Neben dem Opfer des Diebstahls, dem Konzern Pharmakom, interessieren sich auch die Yakuza, eine Organisation mit mafiaähnlicher Struktur, für diese Daten. Die Jagd auf Johnny beginnt und er selbst hat noch 48 Stunden, um die Informationen aus seinem Gehirn zu bekommen. Leider wurde der Schlüsselcode für die Daten zerstört…

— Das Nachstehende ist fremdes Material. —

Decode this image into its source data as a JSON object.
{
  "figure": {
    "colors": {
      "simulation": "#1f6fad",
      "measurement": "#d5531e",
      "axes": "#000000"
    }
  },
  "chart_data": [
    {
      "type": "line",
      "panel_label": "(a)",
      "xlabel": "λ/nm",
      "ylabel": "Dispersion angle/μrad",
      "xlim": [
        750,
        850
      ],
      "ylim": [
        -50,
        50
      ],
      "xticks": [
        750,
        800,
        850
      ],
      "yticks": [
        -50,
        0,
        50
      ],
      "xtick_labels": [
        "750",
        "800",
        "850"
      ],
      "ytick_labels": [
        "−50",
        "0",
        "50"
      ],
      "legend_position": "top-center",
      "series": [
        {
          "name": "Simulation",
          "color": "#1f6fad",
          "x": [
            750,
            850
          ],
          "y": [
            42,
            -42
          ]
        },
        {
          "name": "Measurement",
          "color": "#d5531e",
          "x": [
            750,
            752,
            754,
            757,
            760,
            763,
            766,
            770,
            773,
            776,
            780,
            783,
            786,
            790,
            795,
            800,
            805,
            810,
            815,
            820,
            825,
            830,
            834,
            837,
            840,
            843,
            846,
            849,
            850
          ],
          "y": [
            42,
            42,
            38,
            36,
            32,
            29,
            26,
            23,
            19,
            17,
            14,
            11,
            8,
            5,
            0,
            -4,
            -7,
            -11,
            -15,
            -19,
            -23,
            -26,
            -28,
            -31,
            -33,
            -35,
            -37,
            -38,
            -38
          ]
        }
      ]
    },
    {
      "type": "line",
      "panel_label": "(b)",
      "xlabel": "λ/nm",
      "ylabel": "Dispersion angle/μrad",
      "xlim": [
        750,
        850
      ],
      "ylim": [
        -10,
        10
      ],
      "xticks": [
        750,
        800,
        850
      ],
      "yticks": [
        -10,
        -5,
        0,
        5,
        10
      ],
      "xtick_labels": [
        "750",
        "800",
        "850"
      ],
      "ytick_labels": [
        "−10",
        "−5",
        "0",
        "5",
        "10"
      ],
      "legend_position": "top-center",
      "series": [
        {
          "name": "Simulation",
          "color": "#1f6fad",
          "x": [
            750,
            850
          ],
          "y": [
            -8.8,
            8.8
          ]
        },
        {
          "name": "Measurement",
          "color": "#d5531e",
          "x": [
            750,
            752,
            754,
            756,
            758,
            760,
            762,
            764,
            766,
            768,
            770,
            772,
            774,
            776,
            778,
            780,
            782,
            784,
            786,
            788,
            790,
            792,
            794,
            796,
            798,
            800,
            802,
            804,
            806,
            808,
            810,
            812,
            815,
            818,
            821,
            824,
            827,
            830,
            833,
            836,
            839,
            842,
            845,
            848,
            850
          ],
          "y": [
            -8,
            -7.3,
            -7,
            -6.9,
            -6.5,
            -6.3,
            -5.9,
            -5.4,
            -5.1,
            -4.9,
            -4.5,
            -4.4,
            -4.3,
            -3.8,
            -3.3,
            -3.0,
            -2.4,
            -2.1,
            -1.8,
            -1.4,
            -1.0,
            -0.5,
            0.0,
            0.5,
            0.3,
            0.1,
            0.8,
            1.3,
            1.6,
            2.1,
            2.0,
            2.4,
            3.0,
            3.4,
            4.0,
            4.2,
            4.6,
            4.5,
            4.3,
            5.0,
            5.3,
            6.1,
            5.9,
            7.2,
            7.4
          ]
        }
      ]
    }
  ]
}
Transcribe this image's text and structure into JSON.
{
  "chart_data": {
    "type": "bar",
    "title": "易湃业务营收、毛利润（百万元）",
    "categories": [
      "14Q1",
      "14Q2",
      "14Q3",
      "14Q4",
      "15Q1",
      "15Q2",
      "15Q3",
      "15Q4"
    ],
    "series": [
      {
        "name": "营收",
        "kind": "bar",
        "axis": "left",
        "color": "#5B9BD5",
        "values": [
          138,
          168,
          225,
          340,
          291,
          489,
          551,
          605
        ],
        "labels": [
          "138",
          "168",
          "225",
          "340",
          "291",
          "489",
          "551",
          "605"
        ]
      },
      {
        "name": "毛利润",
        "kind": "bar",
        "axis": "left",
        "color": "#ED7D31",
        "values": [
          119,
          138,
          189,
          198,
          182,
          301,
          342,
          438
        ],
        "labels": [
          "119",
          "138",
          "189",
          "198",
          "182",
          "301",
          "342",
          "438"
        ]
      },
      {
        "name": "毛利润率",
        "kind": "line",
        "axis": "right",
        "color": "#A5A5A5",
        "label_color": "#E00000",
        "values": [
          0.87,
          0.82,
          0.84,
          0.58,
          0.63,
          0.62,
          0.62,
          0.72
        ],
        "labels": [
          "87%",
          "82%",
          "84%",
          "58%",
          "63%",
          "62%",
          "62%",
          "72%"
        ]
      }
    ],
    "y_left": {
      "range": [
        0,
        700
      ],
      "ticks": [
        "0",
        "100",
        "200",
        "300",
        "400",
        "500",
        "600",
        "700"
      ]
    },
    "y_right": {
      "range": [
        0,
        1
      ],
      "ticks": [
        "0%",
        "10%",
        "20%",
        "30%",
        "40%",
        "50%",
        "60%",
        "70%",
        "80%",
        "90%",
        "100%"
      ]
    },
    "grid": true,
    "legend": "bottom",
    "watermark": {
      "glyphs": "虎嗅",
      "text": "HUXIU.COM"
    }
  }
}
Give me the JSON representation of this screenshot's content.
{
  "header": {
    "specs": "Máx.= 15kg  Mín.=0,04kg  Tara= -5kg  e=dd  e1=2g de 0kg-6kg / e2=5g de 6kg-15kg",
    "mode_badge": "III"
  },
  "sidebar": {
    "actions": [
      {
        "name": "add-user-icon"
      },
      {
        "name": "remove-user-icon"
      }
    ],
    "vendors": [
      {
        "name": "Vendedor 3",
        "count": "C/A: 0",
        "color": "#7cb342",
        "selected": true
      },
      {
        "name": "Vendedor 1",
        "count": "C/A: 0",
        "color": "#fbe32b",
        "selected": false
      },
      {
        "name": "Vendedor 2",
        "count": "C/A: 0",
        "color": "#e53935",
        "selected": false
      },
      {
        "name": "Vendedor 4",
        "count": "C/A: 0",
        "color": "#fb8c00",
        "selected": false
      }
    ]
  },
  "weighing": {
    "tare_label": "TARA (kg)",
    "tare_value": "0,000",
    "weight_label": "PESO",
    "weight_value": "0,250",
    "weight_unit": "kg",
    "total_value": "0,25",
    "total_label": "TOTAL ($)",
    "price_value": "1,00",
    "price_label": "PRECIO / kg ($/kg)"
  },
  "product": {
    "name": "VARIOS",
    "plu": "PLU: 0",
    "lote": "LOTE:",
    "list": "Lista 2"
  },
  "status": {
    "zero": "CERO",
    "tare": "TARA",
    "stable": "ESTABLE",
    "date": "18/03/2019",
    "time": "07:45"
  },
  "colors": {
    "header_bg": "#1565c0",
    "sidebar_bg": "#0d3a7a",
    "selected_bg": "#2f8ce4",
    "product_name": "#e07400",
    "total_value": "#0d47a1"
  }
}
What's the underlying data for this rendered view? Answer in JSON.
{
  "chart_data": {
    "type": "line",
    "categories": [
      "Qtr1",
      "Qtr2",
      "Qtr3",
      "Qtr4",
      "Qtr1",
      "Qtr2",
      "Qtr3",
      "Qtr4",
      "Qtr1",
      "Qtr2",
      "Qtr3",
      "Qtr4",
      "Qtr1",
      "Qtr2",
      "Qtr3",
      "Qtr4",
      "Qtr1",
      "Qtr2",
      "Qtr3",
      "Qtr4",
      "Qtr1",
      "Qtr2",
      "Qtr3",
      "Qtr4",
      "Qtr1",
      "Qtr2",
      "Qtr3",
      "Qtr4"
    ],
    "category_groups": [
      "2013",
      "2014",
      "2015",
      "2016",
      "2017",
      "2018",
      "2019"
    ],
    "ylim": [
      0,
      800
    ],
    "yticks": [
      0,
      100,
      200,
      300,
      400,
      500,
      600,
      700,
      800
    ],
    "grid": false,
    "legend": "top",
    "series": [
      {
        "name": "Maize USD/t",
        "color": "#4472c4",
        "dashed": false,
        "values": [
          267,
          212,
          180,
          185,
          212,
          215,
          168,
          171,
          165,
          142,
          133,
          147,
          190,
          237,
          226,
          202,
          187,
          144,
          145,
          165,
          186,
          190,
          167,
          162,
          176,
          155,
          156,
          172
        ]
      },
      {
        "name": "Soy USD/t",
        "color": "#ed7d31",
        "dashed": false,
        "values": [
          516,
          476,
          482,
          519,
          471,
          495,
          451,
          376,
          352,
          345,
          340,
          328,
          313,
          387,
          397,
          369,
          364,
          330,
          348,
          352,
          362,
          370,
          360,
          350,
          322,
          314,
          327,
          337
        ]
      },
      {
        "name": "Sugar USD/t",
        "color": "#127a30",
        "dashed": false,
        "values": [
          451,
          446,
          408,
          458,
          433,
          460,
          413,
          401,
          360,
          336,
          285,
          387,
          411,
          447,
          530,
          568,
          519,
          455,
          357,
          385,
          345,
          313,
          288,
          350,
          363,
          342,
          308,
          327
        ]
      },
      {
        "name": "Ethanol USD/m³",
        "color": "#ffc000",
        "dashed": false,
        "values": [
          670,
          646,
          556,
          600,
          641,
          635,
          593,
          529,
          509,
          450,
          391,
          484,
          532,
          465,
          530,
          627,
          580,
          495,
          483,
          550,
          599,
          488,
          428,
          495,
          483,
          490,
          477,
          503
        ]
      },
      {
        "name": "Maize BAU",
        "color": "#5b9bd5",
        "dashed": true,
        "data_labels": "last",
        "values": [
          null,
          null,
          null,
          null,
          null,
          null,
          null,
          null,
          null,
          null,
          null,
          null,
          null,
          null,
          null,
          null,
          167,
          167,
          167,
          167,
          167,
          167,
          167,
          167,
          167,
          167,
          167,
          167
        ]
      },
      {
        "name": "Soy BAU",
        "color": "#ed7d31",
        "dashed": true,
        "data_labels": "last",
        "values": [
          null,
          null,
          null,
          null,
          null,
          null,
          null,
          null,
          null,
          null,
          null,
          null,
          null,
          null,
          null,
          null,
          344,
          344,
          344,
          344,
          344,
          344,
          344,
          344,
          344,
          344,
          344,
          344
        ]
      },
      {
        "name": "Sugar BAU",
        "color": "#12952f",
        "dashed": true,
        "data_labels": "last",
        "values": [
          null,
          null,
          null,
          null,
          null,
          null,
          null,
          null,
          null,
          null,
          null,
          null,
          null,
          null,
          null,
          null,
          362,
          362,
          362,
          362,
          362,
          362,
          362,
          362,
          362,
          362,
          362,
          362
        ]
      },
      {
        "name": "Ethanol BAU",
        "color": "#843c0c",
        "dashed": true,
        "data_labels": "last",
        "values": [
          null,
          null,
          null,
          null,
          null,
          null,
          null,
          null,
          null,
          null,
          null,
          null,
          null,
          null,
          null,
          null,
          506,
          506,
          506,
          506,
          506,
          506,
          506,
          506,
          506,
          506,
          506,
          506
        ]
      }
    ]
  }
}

Der Film Vernetzt – Johnny Mnemonic basiert auf eine Kurzgeschichte von William Gibson aus dem Jahre 1981, die wiederum als Sequel zu seinem Roman Neuromancer gilt. Einige Figuren, wie die mit Implantaten aufgerüstete Molly, werden hier erstmals vorgestellt und auch das Szenario in der Bar erinnert stark an das "Gentlemen´s Loser" in Neuromancer. Bis dahin hält sich auch Regisseur Robert Longo an die Vorgaben Gibsons und sorgt für eine hohen Wiedererkennungswert zwischen der Geschichte und der filmischen Handlung. Da aber die Story für ein abendfüllendes Kinoformat etwas dünn gewesen wäre, mussten neue Passagen hinzugeführt werden.
Da ist zum einen die autonome Zone der Oakland Bay Bridge aus Gibsons Roman Virtuelles Licht, den er 1993 veröffentlicht hat. Dieses Element fügt sich geschmeidig in die Story ein und die zusätzliche Handlungsumgebung wird nahtlos zu einer ins Konzept passenden Location. Ganz anders bei dem zweiten Element, dass in die Filmstory eingewebt wird. Eine Netz-Kirche, deren Oberhaupt als Miet-Killer durch die Straßen zieht. Das an dieser Stelle Dolph Lundgren, der seine „Missionarstätigkeit“ nicht wirklich überzeugend rüber bringen kann, in die Geschichte um Johnny eingreift, macht diesen Abschnitt nicht besser. Hier wurde zu Gunsten blutrünstiger Action einige Filmmeter erzeugt, die man mit einer anderen Thematik besser ausgefüllt hätte. Ansonsten präsentiert Longo ein ziemlich glaubhaftes Ambiente des Cyberpunk und überzeugt durch coole Szenen und genretypische Bilder. Die Protagonisten, allen voran ein gut aufgelegter Keanu Reeves und eine ordentlich agierende Dina Meyer, überzeugen durchgängig, wirken genauso glaubwürdig wie das kurze Gastspiel von ICE-T, der cool und distanziert seine Rolle interpretiert. Udo Kier spielt das, was er am besten kann und Doph Lundgren spielt, wie schon erwähnt, nicht gerade am oberen Rand seines eingeschränkten Könnens. Man kann Robert Longo attestieren, dass er den prinzipiell nicht umsetzbaren Schreibstil des Cyberpunk mit einer Mischung aus Action-Kino und technischen Effekten ganz ordentlich abgedreht hat. Nicht alles wirkt so lebendig, wie in Gibsons Erzählung, aber die Bilder bieten genug Authentizität, um dieses Werk als eine der besseren Verfilmungen im Bereich Cyberpunk einzuordnen.

Jürgen Olejok / 2006

Filmdaten:

Johnny Mnemonic – Vernetzt
Regie: Robert Longo
Land: USA
Jahr: 1995
Darsteller: Keanu Reeves, Dina Meyer, Ice-T, Takeshi Kitano, Dolph Lundgren, Henry Rollins, Barbara Sukowa, Udo Kier, Tracy Tweed u. a.  

Verleih: Columbia Tristar
Laufzeit: 98 Min

Popularity: 29% [?]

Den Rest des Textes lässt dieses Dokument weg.